We consider the challenge of policy simplification and verification in the
context of policies learned through reinforcement learning (RL) in continuous
environments. In well-behaved settings, RL algorithms have convergence
guarantees in the limit. While these guarantees are valuable, they are
insufficient for safety-critical applications.
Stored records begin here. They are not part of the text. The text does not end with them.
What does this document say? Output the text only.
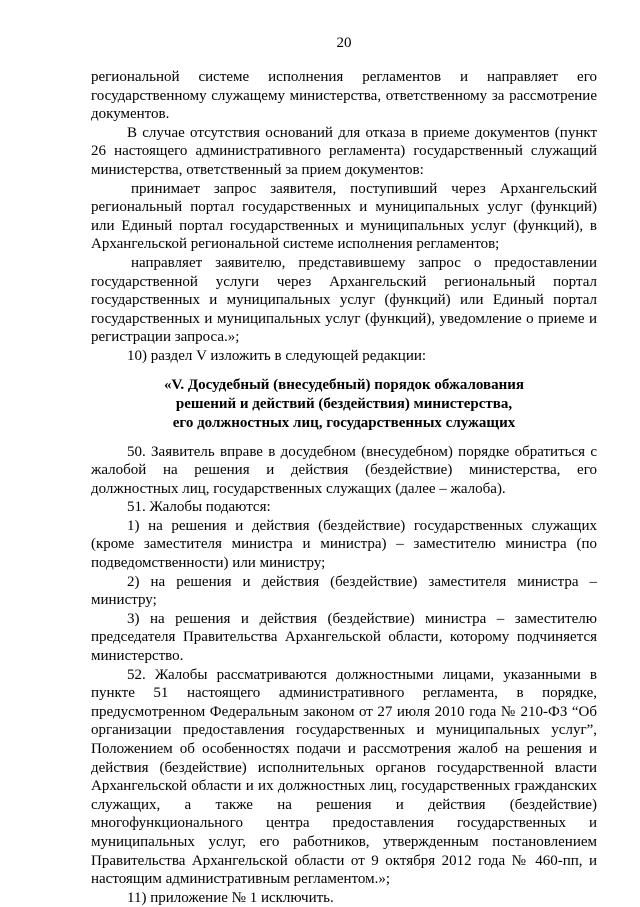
20

региональной системе исполнения регламентов и направляет его государственному служащему министерства, ответственному за рассмотрение документов.

В случае отсутствия оснований для отказа в приеме документов (пункт 26 настоящего административного регламента) государственный служащий министерства, ответственный за прием документов:

принимает запрос заявителя, поступивший через Архангельский региональный портал государственных и муниципальных услуг (функций) или Единый портал государственных и муниципальных услуг (функций), в Архангельской региональной системе исполнения регламентов;

направляет заявителю, представившему запрос о предоставлении государственной услуги через Архангельский региональный портал государственных и муниципальных услуг (функций) или Единый портал государственных и муниципальных услуг (функций), уведомление о приеме и регистрации запроса.»;

10) раздел V изложить в следующей редакции:

«V. Досудебный (внесудебный) порядок обжалования
решений и действий (бездействия) министерства,
его должностных лиц, государственных служащих

50. Заявитель вправе в досудебном (внесудебном) порядке обратиться с жалобой на решения и действия (бездействие) министерства, его должностных лиц, государственных служащих (далее – жалоба).

51. Жалобы подаются:

1) на решения и действия (бездействие) государственных служащих (кроме заместителя министра и министра) – заместителю министра (по подведомственности) или министру;

2) на решения и действия (бездействие) заместителя министра – министру;

3) на решения и действия (бездействие) министра – заместителю председателя Правительства Архангельской области, которому подчиняется министерство.

52. Жалобы рассматриваются должностными лицами, указанными в пункте 51 настоящего административного регламента, в порядке, предусмотренном Федеральным законом от 27 июля 2010 года № 210-ФЗ “Об организации предоставления государственных и муниципальных услуг”, Положением об особенностях подачи и рассмотрения жалоб на решения и действия (бездействие) исполнительных органов государственной власти Архангельской области и их должностных лиц, государственных гражданских служащих, а также на решения и действия (бездействие) многофункционального центра предоставления государственных и муниципальных услуг, его работников, утвержденным постановлением Правительства Архангельской области от 9 октября 2012 года № 460-пп, и настоящим административным регламентом.»;

11) приложение № 1 исключить.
Furthermore, they are lost when
applying advanced techniques such as deep-RL. To recover guarantees when
applying advanced RL algorithms to more complex environments with (i)
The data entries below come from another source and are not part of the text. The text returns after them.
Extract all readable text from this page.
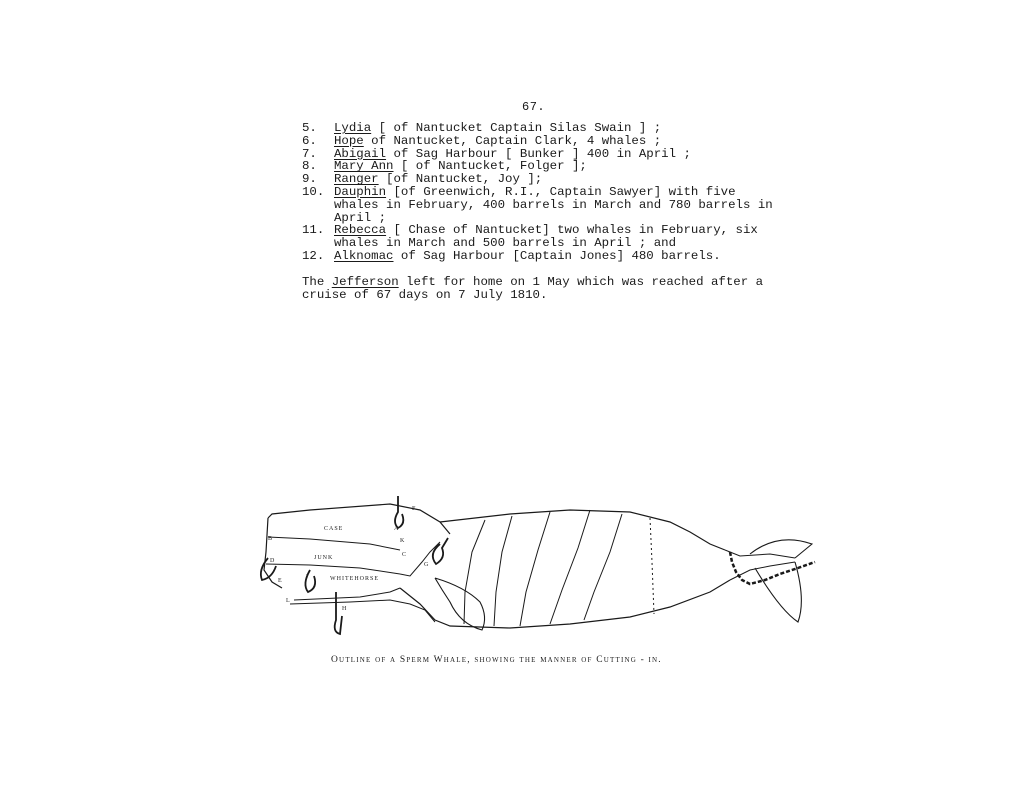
67.
5.	Lydia [ of Nantucket Captain Silas Swain ] ;
6.	Hope of Nantucket, Captain Clark, 4 whales ;
7.	Abigail of Sag Harbour [ Bunker ] 400 in April ;
8.	Mary Ann [ of Nantucket, Folger ];
9.	Ranger [of Nantucket, Joy ];
10. Dauphin [of Greenwich, R.I., Captain Sawyer] with five whales in February, 400 barrels in March and 780 barrels in April ;
11. Rebecca [ Chase of Nantucket] two whales in February, six whales in March and 500 barrels in April ; and
12. Alknomac of Sag Harbour [Captain Jones] 480 barrels.
The Jefferson left for home on 1 May which was reached after a cruise of 67 days on 7 July 1810.
CASE
JUNK
WHITEHORSE
A
B
C
D
E
F
G
H
I
K
L
Outline of a Sperm Whale, showing the manner of Cutting - in.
reachability, (ii) safety-constrained reachability, or (iii) discounted-reward
objectives, we build upon the DeepMDP framework introduced by Gelada et al. to
derive new bisimulation bounds between the unknown environment and a learned
discrete latent model of it. Our bisimulation bounds enable the application of
formal methods for Markov decision processes. Finally, we show how one can use
a policy obtained via state-of-the-art RL to efficiently train a variational
autoencoder that yields a discrete latent model with provably approximately
correct bisimulation guarantees. Additionally, we obtain a distilled version of
the policy for the latent model.

在强化学习中，为了解决政策简化和验证的挑战，作者们构建了 DeepMDP 框架，基于该框架可以得到未知环境和离散潜在模型之间的新的双模拟边界，该边界可以为 MDP 的形式方法应用提供支持。同时，作者们还演示了如何通过最先进的 RL 获得一个政策，并使用该政策有效地训练一个 VAE 模型，获得这个模型的双模拟保证的近似正确性的提炼版。